Coleman was reprimanded in 2009 and 2011 for sending abusive emails to local residents who criticised him, breaching the council's code of conduct.

After being charged with assault in October 2012, Coleman's membership of the Conservative Party was suspended. In May 2014, Coleman stood for re-election at the local elections as an independent candidate in the Totteridge ward, but failed to be elected, gaining only 6% of the vote.

==Early life==
Coleman was brought up as a Methodist.The son of John and Gladys Coleman, he was born on 25 June 1961 and educated at Queen Elizabeth's School, Barnet, a grammar school for boys.

Before his political career, Coleman worked in outdoor advertising for Mills & Allen and JCDecaux.

==Barnet Council==
Coleman was elected as a councillor for the London Borough of Barnet Council's Totteridge ward in 1998.

In 2002, Coleman was appointed as the council's cabinet member for Environment. The same year, he announced his intention to seek the Conservative Party nomination to be candidate for Mayor of London, but he was eliminated at a very early stage. During the 2005 Conservative Party leadership election, Coleman publicly supported David Davis.
Coleman is a former chairman of the Finchley Friends of Israel and was a member of Conservative Friends of Israel.
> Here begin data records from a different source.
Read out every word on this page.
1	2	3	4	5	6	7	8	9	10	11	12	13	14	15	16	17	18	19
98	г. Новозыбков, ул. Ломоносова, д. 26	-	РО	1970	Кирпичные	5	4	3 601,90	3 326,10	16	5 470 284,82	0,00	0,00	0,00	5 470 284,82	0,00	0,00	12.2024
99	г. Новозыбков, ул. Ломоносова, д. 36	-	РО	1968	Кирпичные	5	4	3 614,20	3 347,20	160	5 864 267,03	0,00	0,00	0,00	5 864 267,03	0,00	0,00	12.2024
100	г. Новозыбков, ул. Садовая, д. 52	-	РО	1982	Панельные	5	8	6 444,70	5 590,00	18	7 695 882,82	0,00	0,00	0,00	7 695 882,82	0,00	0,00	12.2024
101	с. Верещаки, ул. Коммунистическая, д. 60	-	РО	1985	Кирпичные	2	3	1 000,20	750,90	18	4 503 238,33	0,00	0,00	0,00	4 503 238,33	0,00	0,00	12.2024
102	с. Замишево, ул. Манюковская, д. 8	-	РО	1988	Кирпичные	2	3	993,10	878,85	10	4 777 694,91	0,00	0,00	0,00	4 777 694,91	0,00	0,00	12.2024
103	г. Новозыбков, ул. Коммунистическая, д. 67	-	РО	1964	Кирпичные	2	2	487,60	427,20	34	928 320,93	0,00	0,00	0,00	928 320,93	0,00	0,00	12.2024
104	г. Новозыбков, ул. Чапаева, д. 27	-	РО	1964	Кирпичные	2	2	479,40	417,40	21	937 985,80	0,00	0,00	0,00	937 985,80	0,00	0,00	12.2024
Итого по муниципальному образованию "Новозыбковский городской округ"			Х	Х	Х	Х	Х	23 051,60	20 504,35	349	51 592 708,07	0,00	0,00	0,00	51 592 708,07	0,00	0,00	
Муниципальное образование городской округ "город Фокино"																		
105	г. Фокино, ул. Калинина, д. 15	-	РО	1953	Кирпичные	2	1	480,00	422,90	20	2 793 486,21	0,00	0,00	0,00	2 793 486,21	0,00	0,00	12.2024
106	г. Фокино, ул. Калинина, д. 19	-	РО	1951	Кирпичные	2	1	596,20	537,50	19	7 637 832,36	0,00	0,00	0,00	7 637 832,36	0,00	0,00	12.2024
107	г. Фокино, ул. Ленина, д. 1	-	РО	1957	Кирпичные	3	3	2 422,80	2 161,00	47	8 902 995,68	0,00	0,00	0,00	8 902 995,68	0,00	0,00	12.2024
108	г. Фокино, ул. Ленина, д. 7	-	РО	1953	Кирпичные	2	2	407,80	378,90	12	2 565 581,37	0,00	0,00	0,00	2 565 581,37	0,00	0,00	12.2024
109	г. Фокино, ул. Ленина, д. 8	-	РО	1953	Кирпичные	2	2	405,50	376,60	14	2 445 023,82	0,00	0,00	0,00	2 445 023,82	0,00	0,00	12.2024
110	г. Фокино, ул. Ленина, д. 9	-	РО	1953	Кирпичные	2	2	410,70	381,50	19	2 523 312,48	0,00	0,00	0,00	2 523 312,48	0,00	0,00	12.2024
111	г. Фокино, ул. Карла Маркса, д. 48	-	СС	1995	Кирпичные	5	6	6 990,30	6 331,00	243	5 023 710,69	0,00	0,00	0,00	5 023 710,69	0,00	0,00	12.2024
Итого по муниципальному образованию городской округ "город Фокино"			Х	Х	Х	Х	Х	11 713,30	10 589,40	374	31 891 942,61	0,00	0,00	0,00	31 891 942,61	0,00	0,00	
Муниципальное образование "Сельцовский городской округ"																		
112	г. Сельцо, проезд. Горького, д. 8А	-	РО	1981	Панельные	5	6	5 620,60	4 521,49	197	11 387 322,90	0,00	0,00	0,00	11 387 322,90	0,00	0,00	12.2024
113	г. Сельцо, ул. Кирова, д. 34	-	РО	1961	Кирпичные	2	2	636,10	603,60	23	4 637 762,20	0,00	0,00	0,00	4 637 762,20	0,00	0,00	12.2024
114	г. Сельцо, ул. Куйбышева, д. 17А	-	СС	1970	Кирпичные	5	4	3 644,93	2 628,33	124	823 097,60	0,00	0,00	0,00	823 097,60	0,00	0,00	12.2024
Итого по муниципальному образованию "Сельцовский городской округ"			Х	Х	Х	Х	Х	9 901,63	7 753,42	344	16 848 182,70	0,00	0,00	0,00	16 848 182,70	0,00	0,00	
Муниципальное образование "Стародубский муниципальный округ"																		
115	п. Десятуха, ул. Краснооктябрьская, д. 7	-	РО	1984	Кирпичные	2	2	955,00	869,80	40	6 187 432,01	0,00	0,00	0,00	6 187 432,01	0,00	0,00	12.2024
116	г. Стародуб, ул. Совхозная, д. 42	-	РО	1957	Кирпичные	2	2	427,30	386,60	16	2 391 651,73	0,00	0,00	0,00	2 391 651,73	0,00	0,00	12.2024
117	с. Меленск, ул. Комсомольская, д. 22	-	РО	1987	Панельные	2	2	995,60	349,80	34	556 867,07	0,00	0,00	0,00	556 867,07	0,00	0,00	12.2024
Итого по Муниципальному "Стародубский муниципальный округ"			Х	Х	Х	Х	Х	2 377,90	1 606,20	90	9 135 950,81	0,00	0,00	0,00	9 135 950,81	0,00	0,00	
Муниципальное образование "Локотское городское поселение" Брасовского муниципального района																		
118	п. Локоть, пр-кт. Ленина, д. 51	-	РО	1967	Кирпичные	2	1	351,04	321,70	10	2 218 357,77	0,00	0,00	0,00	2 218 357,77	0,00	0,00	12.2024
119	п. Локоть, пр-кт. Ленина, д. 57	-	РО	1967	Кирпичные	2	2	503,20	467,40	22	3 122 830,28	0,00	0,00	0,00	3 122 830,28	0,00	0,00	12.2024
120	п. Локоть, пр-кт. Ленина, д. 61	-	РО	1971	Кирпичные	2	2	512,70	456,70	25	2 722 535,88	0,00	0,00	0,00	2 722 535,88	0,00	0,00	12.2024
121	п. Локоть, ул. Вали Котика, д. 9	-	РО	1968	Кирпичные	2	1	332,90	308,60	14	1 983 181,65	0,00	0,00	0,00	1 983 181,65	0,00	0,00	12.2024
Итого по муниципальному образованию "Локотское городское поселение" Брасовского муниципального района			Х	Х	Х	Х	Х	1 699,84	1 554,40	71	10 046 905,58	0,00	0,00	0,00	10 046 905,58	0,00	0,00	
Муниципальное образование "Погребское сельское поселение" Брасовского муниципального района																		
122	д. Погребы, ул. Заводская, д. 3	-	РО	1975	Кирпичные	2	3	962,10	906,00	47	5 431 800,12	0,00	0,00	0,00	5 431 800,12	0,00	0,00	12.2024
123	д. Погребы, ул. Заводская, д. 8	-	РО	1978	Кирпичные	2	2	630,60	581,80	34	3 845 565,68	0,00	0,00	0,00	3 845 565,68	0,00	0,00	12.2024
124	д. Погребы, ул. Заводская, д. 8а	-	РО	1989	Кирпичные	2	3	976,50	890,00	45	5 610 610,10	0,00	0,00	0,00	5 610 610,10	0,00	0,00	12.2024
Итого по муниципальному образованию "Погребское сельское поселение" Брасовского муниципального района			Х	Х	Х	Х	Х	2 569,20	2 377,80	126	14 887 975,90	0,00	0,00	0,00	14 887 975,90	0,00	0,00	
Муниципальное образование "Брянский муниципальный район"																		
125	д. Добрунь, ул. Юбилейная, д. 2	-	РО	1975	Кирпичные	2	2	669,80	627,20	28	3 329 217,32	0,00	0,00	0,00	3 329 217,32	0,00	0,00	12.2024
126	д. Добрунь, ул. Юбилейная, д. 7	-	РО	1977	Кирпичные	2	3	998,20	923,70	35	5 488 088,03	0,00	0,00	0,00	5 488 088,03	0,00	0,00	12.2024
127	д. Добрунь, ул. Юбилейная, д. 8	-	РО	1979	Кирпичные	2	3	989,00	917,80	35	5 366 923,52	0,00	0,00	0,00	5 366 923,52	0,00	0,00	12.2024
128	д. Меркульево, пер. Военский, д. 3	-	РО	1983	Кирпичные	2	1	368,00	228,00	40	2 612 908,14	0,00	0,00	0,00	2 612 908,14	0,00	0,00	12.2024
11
A governor at two local Secondary Schools, he was also active in the Rotary Club and was a vocal supporter of the rights of Falun Gong practitioners and the Greek Cypriot community.

Immediately following the local government election in May 2006, Coleman successfully proposed a vote of no confidence in the Conservative leader of the borough council, Councillor Brian Salinger, triggering an election in which Salinger was replaced as Leader by Councillor Mike Freer.

Coleman was Mayor of Barnet from May 2009 to May 2010.

==Controversies==
Coleman was a consistent opponent of redevelopment plans by Barnet Football Club, including its proposed move to Copthall Stadium. In May 2013, he said he rejoiced and called for the church bells of Barnet to be rung to celebrate the club's demotion from the Football League.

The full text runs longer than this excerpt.